What does it all mean?


So Manny Pacquaio won a unanimous decision against previously undefeated Timothy Bradley on Saturday night; thus avenging a disputed decision loss to Bradley nearly two years ago. In doing so, he wins his ninth world title in eight divisions. He also quelled any suspicion that the 35-year-old was on the downslide after a couple of setbacks. Yet all that said, what does it all mean?

It is unquestioned that Pacquiao (56-5-2, 38 KO's) is an all-time great and will be a future Hall of Famer someday, but is his legacy questioned and tarnished at all if he never faces the consensus number one pound for pound fighter Floyd 'Money' Mayweather, Jr.? However, it goes both ways. Mayweather, unquestionably the number one fighter in the world, is still undefeated at (45-0, 26 KO's). He too is a multiple title winner in numerous divisions, yet the same can be asked about him. Is his legacy questioned and (or) tarnished without ever fighting Pacquiao?

It is hard to believe that anyone would question anything regarding these two champions. They have both been the top two fighters in the world for numerous years now and both have faced all types of challenges from all comers, except each other. I could care less about who's at fault in that scenario. Ask that question and you'll have a never-ending debate from fans of both about who's to blame.
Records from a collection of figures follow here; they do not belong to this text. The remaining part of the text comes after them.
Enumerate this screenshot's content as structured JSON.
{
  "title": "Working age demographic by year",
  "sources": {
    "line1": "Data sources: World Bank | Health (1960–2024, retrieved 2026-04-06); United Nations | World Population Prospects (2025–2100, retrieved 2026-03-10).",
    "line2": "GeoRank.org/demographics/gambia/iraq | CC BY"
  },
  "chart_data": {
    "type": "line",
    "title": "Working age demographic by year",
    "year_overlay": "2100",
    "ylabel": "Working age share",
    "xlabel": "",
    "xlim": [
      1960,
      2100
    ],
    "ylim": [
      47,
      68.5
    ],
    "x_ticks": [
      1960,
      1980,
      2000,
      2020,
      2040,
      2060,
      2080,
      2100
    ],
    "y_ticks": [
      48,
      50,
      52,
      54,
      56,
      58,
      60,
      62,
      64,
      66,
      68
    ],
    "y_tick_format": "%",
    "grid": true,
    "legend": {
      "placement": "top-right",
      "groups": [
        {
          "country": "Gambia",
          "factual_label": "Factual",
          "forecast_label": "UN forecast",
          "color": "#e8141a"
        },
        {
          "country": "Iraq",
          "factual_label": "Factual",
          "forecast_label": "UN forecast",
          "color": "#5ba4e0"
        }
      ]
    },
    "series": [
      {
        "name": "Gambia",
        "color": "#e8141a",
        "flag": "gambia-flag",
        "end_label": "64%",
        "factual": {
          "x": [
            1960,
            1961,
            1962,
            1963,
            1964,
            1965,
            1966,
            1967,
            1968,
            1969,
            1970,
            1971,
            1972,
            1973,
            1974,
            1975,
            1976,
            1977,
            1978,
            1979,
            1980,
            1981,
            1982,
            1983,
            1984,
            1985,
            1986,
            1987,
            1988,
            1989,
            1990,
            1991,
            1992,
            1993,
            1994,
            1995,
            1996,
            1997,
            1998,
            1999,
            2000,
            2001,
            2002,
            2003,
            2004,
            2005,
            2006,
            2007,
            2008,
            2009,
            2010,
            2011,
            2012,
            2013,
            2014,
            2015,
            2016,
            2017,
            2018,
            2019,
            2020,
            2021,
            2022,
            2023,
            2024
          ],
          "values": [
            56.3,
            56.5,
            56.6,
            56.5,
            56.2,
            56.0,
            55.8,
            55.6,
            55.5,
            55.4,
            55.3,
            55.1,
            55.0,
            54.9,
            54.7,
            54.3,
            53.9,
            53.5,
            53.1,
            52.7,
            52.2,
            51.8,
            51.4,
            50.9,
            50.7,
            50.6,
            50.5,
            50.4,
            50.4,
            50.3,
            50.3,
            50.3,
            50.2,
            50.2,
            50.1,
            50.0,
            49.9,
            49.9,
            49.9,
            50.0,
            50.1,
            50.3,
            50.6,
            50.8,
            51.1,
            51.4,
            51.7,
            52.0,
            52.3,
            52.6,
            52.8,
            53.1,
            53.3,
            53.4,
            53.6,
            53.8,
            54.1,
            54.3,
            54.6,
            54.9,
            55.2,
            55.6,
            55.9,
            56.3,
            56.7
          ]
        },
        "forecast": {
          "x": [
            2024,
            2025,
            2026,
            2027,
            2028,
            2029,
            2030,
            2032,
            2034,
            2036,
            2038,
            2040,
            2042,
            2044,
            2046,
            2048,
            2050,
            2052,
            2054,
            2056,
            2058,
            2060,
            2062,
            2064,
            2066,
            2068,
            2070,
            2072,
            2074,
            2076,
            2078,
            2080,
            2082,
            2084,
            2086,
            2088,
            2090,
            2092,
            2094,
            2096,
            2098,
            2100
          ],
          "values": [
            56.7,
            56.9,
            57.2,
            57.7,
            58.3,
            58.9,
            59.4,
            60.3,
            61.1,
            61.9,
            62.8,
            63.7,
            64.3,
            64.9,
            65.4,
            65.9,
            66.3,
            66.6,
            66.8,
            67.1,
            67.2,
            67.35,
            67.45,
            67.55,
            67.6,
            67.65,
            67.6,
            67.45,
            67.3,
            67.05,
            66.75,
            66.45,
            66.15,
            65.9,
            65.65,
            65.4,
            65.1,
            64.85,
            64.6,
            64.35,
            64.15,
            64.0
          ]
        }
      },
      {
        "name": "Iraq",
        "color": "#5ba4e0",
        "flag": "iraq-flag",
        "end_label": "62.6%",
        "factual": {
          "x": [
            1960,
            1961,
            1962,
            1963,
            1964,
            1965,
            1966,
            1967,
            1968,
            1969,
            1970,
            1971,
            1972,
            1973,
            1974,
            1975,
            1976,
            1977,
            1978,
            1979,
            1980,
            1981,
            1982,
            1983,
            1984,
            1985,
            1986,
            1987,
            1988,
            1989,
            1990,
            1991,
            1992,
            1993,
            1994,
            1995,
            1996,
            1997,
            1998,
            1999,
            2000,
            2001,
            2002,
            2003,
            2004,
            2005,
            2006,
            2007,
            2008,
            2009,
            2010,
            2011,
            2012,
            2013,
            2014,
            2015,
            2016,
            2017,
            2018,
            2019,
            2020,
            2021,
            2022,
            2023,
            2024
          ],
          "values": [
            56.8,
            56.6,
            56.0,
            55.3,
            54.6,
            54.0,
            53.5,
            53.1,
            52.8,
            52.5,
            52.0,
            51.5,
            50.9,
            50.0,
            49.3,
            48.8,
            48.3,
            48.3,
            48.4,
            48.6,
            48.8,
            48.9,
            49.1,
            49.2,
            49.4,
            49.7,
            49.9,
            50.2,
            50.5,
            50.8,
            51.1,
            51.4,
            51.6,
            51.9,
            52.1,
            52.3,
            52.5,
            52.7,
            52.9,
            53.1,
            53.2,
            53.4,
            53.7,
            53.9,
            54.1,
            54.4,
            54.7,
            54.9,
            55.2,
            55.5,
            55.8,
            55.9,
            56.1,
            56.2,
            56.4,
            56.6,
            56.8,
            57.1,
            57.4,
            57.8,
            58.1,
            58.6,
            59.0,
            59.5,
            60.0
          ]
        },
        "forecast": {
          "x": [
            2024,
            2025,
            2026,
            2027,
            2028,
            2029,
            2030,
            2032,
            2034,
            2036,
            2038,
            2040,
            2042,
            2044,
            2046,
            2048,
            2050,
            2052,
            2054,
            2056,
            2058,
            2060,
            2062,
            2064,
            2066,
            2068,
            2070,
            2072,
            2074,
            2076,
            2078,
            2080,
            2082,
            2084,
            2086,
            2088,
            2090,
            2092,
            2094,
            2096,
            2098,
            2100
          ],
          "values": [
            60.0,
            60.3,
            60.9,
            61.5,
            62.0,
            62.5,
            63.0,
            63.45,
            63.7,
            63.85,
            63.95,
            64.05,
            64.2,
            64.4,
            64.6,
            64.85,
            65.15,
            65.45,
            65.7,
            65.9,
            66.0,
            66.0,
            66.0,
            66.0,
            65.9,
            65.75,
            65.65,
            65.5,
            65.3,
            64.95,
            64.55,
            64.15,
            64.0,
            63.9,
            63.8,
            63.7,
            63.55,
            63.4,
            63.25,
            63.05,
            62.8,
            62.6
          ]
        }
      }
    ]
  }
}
Truth is, they are both to blame equally. If they really wanted this fight to happen, which it should have already long ago, it could have been done. Beyond the politics of boxing, of which there are a lot, both of these men have the power to make this happen. Why they won't is beyond me? Maybe their legacy, of which I am asking about, is the reason. Only one man can be declared a winner; thus the loser lives with the infamous stigma of being an all-time great, but not the greatest of his era.

So what? Look at the history of boxing and does anyone really care about whom won or lost? It is the battles that took place from combatants at the top of their game that is revered. Is the legendary Wilfredo Gomez no longer regarded as an all-time great, even though he loss via knockout to the late Salvador Sanchez in their epic battle from 1981? Is Marvin Hagler regarded any less for losing a decision to Sugar Ray Leonard in the "Superfight' of '87? Is Oscar De la Hoya, still not considered the Golden Boy champion that he was for losing to Felix Trinidad in their classic meeting of unbeaten 26 year old welterweights back in 1999?

The answer to all these is an emphatic no! All those names are hallowed in the annals of boxing and it should go without saying that so would the names Pacquiao and Mayweather, regardless of who won or lost. Therefore, I say that Manny Pacquiao and Floyd Mayweather, Jr. can continue to do what they do and be universally regarded as the top two names in the sport until they decide to hang up the gloves. However, unless they face each other at some point, and hopefully some point before it's too late, because they're already past their prime, the question will always remain, "What does it all mean?"